Pada tanggal 12 September 2023, landasan pemotongan dituangkan dalam Peraturan Sekretaris Mahkamah Agung yang terakhir Surat Keputusan Sekretariat Mahkamah Agung RI Nomor: 649/SEK/SK.KU1.1.3/VIII/2023 tertanggal 23 Agustus 2023 tentang Perubahan atas Keputusan Sekretaris Mahkamah Agung Nomor: 12/SEK/SK/II/2023 tentang Standar Biaya Honorarium Penanganan Perkara Kasasi dan Peninjauan Kembali bagi Hakim Agung pada Mahkamah Agung Tahun Anggaran 2023 dan Nota Dinas Panitera MA Nomor: 1808/PAN/HK.00/9/2023 tentang Pemberitahuan Alokasi Honorarium Penanganan Perkara (HPP) Tahun 2023.
Kemudian, Sugeng menjelaskan, tata cara penyerahan honor penanganan perkara hakim agung di mana diawali dari kepaniteraan Mahkamah Agung (MA), Asep Nursobah sebagai penanggungjawab Honorarium Penanganan Perkara (HPP) hakim agung.
Asep Nursobah, kata Sugeng, menyiapkan laporan majelis yang menyelesaikan perkara dalam waktu 90 hari.
Selanjutnya, Sugeng mengungkapkan, Asep mengajukan permintaan pembayaran ke Bank Syariah Indonesia (BSI) sebagai bank yang mengirimkan honor ke masing-masing hakim agung.
Namun, pada hari yang sama, BSI diduga otomatis memotong honor penanganan perkara hingga 26,95 persen dari rekening hakim agung.
Sugeng menduga pemotongan honor ini diketahui oleh para pimpinan MA.
"Potongan yang awalnya dilakukan tanpa persetujuan tertulis dan/atau lisan dari hakim agung, dan dikumpulkan di rekening penampungan yang diduga dikelola oleh saudara AN," kata Sugeng.
"Sehingga patut diduga adanya potongan sebesar 26,95 persen adalah perbuatan korupsi yang terjadi atas sepengetahuan pimpinan Mahkamah Agung dan merugikan para hakim agung yang berhak," sambungnya.
Sugeng juga mengatakan adanya penolakan dari hakim agung terkait pemotongan honor penanganan perkara itu.

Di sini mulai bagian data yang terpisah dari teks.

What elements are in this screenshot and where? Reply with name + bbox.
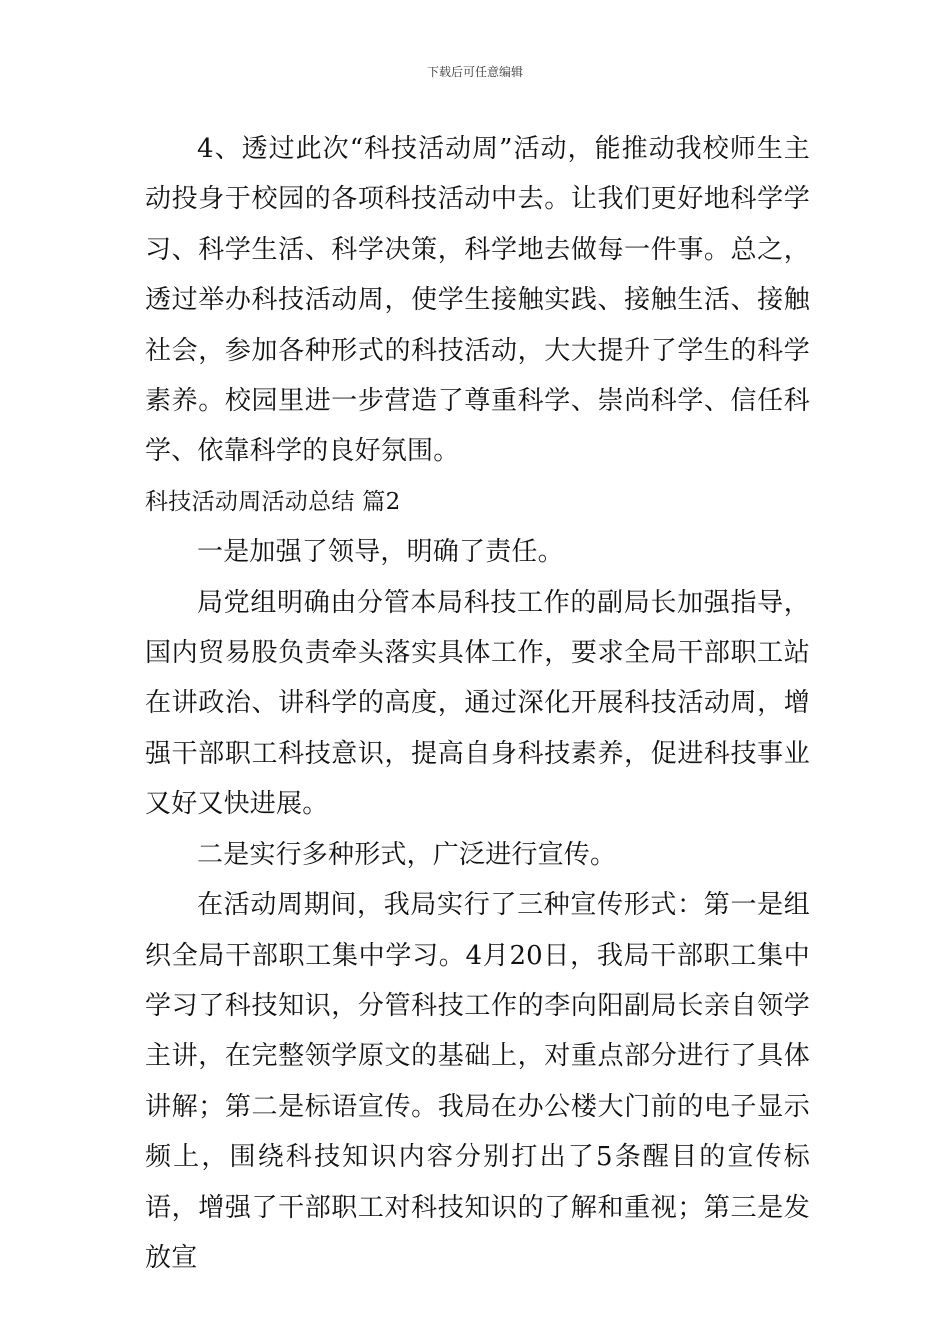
paragraph-point-two: 二是实行多种形式，广泛进行宣传。 bbox=[197, 839, 617, 870]
page-header-note: 下载后可任意编辑 bbox=[426, 65, 523, 79]
section-heading: 科技活动周活动总结 篇2 bbox=[145, 488, 401, 515]
paragraph-publicity: 在活动周期间，我局实行了三种宣传形式：第一是组织全局干部职工集中学习。4月20日，我局干部职工集中学习了科技知识，分管科技工作的李向阳副局长亲自领学主讲，在完整领学原文的基础上，对重点部分进行了具体讲解；第二是标语宣传。我局在办公楼大门前的电子显示频上，围绕科技知识内容分别打出了5条醒目的宣传标语，增强了干部职工对科技知识的了解和重视；第三是发放宣 bbox=[145, 890, 810, 1273]
paragraph-leadership: 局党组明确由分管本局科技工作的副局长加强指导，国内贸易股负责牵头落实具体工作，要求全局干部职工站在讲政治、讲科学的高度，通过深化开展科技活动周，增强干部职工科技意识，提高自身科技素养，促进科技事业又好又快进展。 bbox=[145, 587, 810, 820]
paragraph-activity-summary: 4、透过此次“科技活动周”活动，能推动我校师生主动投身于校园的各项科技活动中去。让我们更好地科学学习、科学生活、科学决策，科学地去做每一件事。总之，透过举办科技活动周，使学生接触实践、接触生活、接触社会，参加各种形式的科技活动，大大提升了学生的科学素养。校园里进一步营造了尊重科学、崇尚科学、信任科学、依靠科学的良好氛围。 bbox=[145, 134, 810, 467]
document-body bbox=[145, 124, 810, 1283]
paragraph-point-one: 一是加强了领导，明确了责任。 bbox=[197, 537, 564, 568]
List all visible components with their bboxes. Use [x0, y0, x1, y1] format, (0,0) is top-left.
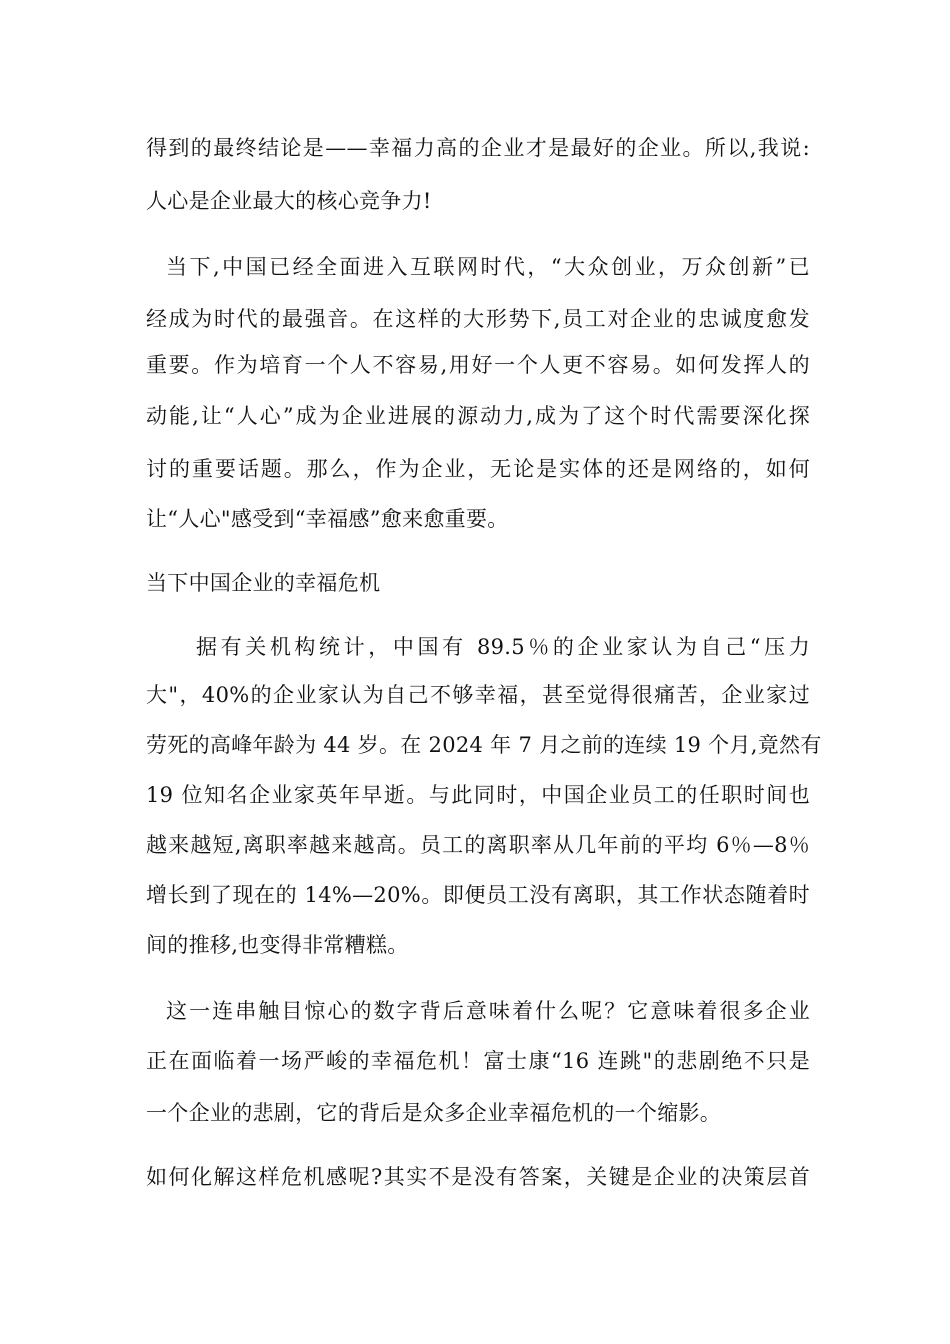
text-line: 得到的最终结论是——幸福力高的企业才是最好的企业。所以,我说: [146, 136, 810, 160]
text-line: 让“人心"感受到“幸福感”愈来愈重要。 [146, 507, 509, 531]
text-line: 19 位知名企业家英年早逝。与此同时，中国企业员工的任职时间也 [146, 783, 810, 807]
text-line: 劳死的高峰年龄为 44 岁。在 2024 年 7 月之前的连续 19 个月,竟然有 [146, 733, 822, 757]
text-line: 如何化解这样危机感呢?其实不是没有答案，关键是企业的决策层首 [146, 1165, 810, 1189]
text-line: 越来越短,离职率越来越高。员工的离职率从几年前的平均 6％—8％ [146, 833, 810, 857]
text-line: 讨的重要话题。那么，作为企业，无论是实体的还是网络的，如何 [146, 457, 810, 481]
text-line: 据有关机构统计，中国有 89.5％的企业家认为自己“压力 [196, 635, 810, 659]
text-line: 当下,中国已经全面进入互联网时代，“大众创业，万众创新”已 [166, 255, 810, 279]
text-line: 重要。作为培育一个人不容易,用好一个人更不容易。如何发挥人的 [146, 353, 810, 377]
text-line: 一个企业的悲剧，它的背后是众多企业幸福危机的一个缩影。 [146, 1101, 722, 1125]
text-line: 人心是企业最大的核心竞争力! [146, 189, 432, 213]
text-line: 增长到了现在的 14%—20%。即便员工没有离职，其工作状态随着时 [146, 883, 810, 907]
text-line: 正在面临着一场严峻的幸福危机！富士康“16 连跳"的悲剧绝不只是 [146, 1049, 810, 1073]
text-line: 这一连串触目惊心的数字背后意味着什么呢？它意味着很多企业 [166, 999, 810, 1023]
text-line: 大"，40%的企业家认为自己不够幸福，甚至觉得很痛苦，企业家过 [146, 683, 810, 707]
text-line: 经成为时代的最强音。在这样的大形势下,员工对企业的忠诚度愈发 [146, 307, 810, 331]
text-line: 间的推移,也变得非常糟糕。 [146, 933, 409, 957]
section-heading: 当下中国企业的幸福危机 [146, 571, 381, 595]
text-line: 动能,让“人心”成为企业进展的源动力,成为了这个时代需要深化探 [146, 404, 810, 428]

Namun, lanjut Sugeng, diduga ada intervensi dari pimpinan MA agar para hakim agung menandatangani surat pernyataan di atas materai agar bersedia honor penanganan perkara dipotong.
Sugeng mengungkapkan, jika hal tersebut benar terjadi, maka apa yang dilakukan pimpinan MA telah melanggar peraturan perundang-undangan.
"HPP yang menjadi hak hakim agung diberikan atas dasar Pasal 13 ayat (1) huruf a, juncto Pasal 13 B ayat (1) juncto Pasal 13 C ayat (1) PP Nomor 82 tahun 2021 di mana tidak terdapat aturan pemberian kewenangan pada Sekretaris maupun pimpinan MA untuk melakukan pemotongan," kata Sugeng.
Sugeng mengatakan, mengacu pada laporan tahun MA tahun 2023, jumlah perkara yang diputus sebanyak 27.365.
Jika diasumsikan pemotongan honor hakim agung sebesar 25,95 persen untuk tiap perkara dan dikalikan dengan tiga majelis hakim, maka hasilnya bisa mencapai Rp47,9 miliar.
"Sedangkan tahun 2022 untuk perkara kasasi biasa akan diperoleh pemotongan dana honorarium penanganan perkara hakim agung sebesar Rp49 miliar.